In Which the Wizard Acquaints Himself With His New Traveling Companions, the Florid and Well-Dressed Man of Some Middle Years, the Imperious Dowager La Madame, and the Warden and His Young Prisoner, Newly Convicted of Stealing Bread From Mother Edna’s Bakery (a Subsidiary of the Consortium). A Dialogue Between Zulkeh and the Youth, With Our Hero’s Remonstrances Concerning Law and Reason Countered by the Unrepentant Miscreant’s Discourse on Poverty and Its Effects. A Visit From the Forces of Law Themselves, and Their Representative’s Unfortunate Experience With La Madame’s Dog. A Villain Strikes Again! Pursuit. A Villain Strikes Again!

It is with great regret that I must now inform the gentle reader of a most unfortunate episode in the history of my ancestors’ compilation of their chronicle. Or rather, two unfortunate episodes.

The gentle reader will perhaps have noticed two recent oddments in our chronicle, to wit, that the preceding chapter ended in a somewhat peculiar manner, and that the chapter heading above is unwontedly fulsome and verbose. This results from the fact that the chapter heading was not written by Alfred CCLVI, but by his successor, the notorious Alfred CCLVII. For know, gentle reader, that Shelyid’s odyssey in the wizard’s sack, recounted in the previous chapter, had as one of its unforeseen effects the untimely demise of the great Alfred CCLVI. For though my ancestor faithfully mentioned the dire effects of the unnamed and unnameable fluid which filled various niches of that sack upon the human and dwarf body, he neglected to consider the possible effects upon the louse body. And, as it happens, these effects are most disastrous in their effects and most precipitous in their onset.
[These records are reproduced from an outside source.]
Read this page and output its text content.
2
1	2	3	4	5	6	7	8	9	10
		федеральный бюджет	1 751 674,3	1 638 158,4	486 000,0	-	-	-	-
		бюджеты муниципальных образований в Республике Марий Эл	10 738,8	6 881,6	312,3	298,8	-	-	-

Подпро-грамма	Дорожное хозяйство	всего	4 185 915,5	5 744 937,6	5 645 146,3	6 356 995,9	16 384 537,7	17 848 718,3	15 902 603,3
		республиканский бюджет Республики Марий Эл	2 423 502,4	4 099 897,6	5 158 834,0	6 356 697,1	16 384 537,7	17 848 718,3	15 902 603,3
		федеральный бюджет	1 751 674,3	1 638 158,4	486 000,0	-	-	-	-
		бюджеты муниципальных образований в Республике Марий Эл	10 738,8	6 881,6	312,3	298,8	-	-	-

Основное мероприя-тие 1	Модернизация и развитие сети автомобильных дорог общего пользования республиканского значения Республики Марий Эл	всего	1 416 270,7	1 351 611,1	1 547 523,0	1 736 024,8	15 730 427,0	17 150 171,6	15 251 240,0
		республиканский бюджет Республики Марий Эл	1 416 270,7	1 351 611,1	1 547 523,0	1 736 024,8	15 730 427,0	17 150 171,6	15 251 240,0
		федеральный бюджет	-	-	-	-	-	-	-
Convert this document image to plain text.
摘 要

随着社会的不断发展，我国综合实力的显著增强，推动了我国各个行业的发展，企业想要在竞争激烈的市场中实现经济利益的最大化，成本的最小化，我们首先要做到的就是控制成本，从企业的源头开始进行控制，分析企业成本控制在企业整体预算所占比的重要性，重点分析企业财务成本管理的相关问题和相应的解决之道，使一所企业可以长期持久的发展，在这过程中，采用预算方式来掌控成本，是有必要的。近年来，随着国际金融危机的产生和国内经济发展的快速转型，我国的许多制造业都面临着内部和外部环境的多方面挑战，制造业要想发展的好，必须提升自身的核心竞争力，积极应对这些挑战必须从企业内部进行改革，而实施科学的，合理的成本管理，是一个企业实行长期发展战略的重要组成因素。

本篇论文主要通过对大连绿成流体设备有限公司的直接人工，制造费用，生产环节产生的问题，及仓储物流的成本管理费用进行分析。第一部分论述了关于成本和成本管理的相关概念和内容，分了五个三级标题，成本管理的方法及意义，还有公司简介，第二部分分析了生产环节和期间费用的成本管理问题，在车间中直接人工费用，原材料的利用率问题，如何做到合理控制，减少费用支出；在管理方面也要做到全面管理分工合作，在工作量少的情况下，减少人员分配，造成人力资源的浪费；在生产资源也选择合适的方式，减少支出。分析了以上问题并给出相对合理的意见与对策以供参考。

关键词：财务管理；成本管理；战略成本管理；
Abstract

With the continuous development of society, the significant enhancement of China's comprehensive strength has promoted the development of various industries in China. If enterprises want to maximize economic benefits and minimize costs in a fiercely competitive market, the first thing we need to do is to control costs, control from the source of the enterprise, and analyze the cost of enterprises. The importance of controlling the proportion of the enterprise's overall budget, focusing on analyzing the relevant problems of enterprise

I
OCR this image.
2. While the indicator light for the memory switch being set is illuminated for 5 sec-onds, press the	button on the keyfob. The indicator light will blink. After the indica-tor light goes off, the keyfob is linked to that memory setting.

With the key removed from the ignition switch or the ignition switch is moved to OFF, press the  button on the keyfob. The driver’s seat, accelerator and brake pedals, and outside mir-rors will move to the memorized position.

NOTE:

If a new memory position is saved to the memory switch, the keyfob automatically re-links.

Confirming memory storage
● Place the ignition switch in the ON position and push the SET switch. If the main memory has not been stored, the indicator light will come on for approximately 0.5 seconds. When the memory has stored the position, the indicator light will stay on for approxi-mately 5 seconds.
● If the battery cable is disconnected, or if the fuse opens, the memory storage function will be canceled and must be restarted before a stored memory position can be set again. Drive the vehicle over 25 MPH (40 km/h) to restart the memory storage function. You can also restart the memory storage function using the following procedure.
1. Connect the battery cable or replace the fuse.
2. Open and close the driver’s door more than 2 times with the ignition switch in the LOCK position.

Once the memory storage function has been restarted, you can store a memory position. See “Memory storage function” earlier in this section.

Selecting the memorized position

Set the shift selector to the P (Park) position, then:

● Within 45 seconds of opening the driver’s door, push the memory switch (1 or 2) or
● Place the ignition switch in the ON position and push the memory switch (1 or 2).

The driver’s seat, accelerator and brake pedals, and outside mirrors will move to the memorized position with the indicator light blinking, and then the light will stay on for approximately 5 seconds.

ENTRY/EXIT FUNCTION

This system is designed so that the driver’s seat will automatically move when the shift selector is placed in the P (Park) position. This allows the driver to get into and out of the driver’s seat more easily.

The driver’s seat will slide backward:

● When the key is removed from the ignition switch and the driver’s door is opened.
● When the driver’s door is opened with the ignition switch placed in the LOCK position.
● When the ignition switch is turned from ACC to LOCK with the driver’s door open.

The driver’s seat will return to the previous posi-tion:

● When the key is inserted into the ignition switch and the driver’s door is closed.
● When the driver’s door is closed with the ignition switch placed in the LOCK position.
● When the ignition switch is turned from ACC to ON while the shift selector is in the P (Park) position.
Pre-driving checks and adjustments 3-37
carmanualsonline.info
Shortly after the encounter with the unnamed and unnameable fluid, Alfred CCLVI was smitten by a most terrible seizure, the which not only caused his mandibles to vibrate like a tuning fork and his appendages to quiver like stalks in the breeze, but also made it quite impossible for him to continue in his duties, inasmuch as his every heroic attempt to do so—and there were many!—led to so much nonsensical gibberish.